Synonyms Translations Translations Translations Translations Verb

fare (fares, present participle faring; past fared, past participle fared)

  1. (intransitive, archaic) To go, travel.
    Behold! A knight fares forth.
    • 1596, Edmund Spenser, The Faerie Queene, VI.11:
      […] And fared like a furious wyld Beare, / Whose whelpes are stolne away, she being otherwhere.
    • 1885, Richard F. Burton, The Book of the Thousand Nights and a Night, Night 17:
      Then he came down rejoicing and said, "I have seen what seemeth to be a city as 'twere a pigeon." Hereat we rejoiced and, ere an hour of the day had passed, the buildings showed plain in the offing and we asked the Captain, "What is the name of yonder city?" and he answered "By Allah I wot not, for I never saw it before and never sailed these seas in my life: but, since our troubles have ended in safety, remains for you only to land their with your merchandise and, if you find selling profitable, sell and make your market of what is there; and if not, we will rest here two days and provision ourselves and fare away.
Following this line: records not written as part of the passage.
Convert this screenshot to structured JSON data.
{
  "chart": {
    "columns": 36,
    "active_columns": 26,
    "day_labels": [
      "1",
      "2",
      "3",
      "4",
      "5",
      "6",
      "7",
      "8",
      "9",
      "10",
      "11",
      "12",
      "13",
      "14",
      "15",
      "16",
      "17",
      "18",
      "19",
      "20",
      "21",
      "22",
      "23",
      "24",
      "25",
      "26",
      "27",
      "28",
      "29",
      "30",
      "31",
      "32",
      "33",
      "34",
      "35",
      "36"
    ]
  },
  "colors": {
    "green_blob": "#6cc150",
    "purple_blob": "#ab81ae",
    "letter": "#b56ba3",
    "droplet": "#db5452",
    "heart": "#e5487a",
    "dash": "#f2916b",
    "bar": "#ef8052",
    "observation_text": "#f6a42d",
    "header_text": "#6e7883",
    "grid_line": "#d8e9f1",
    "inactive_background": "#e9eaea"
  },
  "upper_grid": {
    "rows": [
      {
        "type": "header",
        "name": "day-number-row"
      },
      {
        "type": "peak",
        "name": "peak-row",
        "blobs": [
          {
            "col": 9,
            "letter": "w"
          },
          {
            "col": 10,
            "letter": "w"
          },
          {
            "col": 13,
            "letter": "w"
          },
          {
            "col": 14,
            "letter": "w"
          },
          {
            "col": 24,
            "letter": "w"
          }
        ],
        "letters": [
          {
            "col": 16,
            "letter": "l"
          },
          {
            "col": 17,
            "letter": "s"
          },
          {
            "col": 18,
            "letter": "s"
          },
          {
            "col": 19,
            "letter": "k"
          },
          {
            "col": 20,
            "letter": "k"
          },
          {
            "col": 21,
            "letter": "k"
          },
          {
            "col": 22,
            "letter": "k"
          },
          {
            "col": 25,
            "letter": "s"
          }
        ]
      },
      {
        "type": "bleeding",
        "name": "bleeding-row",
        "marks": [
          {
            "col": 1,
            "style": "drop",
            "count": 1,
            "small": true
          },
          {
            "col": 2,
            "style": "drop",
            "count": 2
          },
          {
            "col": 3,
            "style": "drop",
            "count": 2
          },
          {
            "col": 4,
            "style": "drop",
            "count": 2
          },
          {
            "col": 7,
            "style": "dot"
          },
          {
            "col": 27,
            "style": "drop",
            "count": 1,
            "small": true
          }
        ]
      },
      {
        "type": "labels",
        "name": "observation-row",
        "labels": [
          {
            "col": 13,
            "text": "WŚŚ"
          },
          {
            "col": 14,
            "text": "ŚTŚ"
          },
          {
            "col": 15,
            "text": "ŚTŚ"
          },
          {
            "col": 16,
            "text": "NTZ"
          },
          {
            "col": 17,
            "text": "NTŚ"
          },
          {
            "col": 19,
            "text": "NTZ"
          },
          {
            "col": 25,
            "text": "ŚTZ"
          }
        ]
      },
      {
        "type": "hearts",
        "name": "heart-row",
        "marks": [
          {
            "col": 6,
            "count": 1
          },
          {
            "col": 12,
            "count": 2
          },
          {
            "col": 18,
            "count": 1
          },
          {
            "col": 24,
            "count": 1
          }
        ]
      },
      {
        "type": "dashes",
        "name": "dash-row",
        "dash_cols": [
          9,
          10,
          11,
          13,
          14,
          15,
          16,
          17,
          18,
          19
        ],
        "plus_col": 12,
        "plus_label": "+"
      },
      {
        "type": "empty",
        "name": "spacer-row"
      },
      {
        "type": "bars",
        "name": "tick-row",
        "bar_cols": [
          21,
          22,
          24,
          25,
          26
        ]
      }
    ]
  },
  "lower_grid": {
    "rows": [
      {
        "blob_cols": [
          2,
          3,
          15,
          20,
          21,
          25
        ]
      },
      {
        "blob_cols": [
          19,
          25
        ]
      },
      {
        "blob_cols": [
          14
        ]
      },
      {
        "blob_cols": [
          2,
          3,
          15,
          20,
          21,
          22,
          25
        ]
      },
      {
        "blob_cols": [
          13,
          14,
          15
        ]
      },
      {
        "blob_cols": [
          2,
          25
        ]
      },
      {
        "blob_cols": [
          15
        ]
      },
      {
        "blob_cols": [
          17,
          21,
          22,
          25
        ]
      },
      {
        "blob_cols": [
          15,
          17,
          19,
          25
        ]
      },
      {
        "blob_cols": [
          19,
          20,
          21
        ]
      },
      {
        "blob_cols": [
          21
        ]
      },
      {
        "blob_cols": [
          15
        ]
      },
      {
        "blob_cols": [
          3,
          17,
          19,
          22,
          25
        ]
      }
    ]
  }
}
  2. (intransitive) To get along, succeed (well or badly); to be in any state, or pass through any experience, good or bad; to be attended with any circumstances or train of events.
    • 1642, John Denham (poet), "Cooper's Hill"
      So fares the stag among the enraged hounds.
  3. (intransitive, archaic) To eat, dine.
    • 1611, The Holy Bible, […] (King James Version), imprinted at London: By Robert Barker, […], OCLC 964384981 ↗, Luke 16:19 ↗:
      There was a certain rich man which […] fared sumptuously every day.
  4. (intransitive, impersonal) To happen well, or ill.
    We shall see how it will fare with him.
    • 1671, John Milton, “Book the Third”, in Paradise Regain’d. A Poem. In IV Books. To which is Added, Samson Agonistes, London: Printed by J. M[acock] for John Starkey […], OCLC 228732398 ↗:
      So fares it when with truth falsehood contends.
  5. (intransitive) To move along; proceed; progress; advance
    We will continue to monitor how the hurricane fares against projected models.